For one, Guardiola’s Bayern play with more aggression than ever after adopting a 4-1-4-1 system with one defensive midfielder instead of two. Though it has made them more susceptible to counterattacks, Bayern have never had a tighter grip on the run of play. “Our game takes place in the opponent’s half even more now, and more in the center than on the wings,” says Muller.
When Thiago, Javi Martinez and Bastian Schweinsteiger all missed significant time in the first half of the season, Guardiola desperately needed an alternative in the center of the pitch. Necessity is the mother of invention, but Guardiola had already come up with a Plan B during training camp, one that quickly turned into Plan A full time.
Guardiola moved Philipp Lahm — one of the world’s best full backs — to the single pivot role, and the move paid off in spades. The Bayern captain impressed in the new position for most of the season, even after the injured trio returned. So much so in fact, that the public is now openly debating if Lahm should start in the midfield for Germany this summer.
Guardiola’s diligent approach with all the players make him just as invaluable as his shrewd ideas. Sometimes, they’re intertwined. One of his biggest successes came as a side effect of Lahm’s displacement. Guardiola increasingly worked with Rafinha and trusted him to deputize for Lahm full time. It revived the little Brazilian’s career. It even has given him a good chance to make the World Cup squad.

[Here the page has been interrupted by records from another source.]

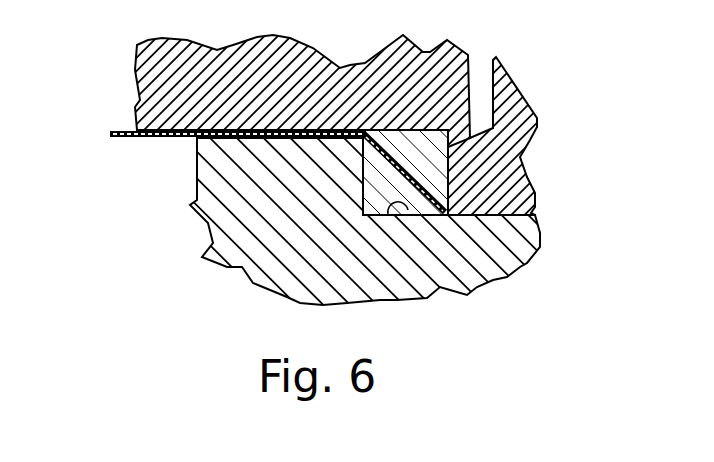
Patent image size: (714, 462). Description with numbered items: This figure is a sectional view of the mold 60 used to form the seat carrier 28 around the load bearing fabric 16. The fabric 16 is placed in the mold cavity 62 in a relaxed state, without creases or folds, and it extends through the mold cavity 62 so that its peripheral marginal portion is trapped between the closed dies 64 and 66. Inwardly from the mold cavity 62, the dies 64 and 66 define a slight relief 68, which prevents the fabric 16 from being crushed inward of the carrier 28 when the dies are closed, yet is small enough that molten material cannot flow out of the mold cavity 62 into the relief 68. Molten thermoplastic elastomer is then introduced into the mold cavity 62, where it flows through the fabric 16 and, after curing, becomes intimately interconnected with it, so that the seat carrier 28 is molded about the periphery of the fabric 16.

The mold 60 is at (357, 178).
The die 64 is at (137, 80).
The die 66 is at (522, 264).
The relief 68 is at (358, 195).
The mold cavity 62 is at (388, 212).
The load bearing fabric 16 is at (165, 138).
The seat carrier 28 is at (247, 140).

Quickly after Guardiola’s appointment, Arjen Robben was quickly identified as a player who might not fit in Guardiola’s system and would be forced out after his Champions League heroics. instead, he’s blossomed under it, arguably turning in his best season in Munich.
Above all, Guardiola’s incessant desire to win and improve — the club’s very core ideals — have made him the perfect fit for this team. “The positive fanaticism, with which this coach works, is truly a new dimension,” club chief Karl-Heinz Rummenigge has often said. “He has an unbelievable gift of getting his team prepared – tactically, physically and mentally.”
Guardiola, meanwhile, only reluctantly talks about his own influence. He’s also a champion of modesty.
“A coach is only good, because he’s at a big club, and has great players," Guardiola said before the Hertha match. "The players deserve the credit."
After the win, he offered: "We worked very hard for this title. When you win with a 25-point lead, people will think it’s easy. But it isn’t, especially after last season’s treble… When you win 19 in a row, that speaks to the mentality of the team."
The work is far from over. With league play now reduced to a formality, Bayern will make a run at a second consecutive treble, the outlook for which couldn’t look more promising. Guardiola can now choose to rest his brightest stars on the weekends and save energy for the big matches remaining in both the UEFA Champions League and German Cup.
Plus, there’s the allure of breaking Milan’s record streak and, by doing so, becoming the first Bundesliga club to have an undefeated season. After all, that’s what perfection is all about.
“In my opinion we can always play even better,” Guardiola says, “I have a feeling we have the right players to take that next step.”
The competition will pray Bayern never get there.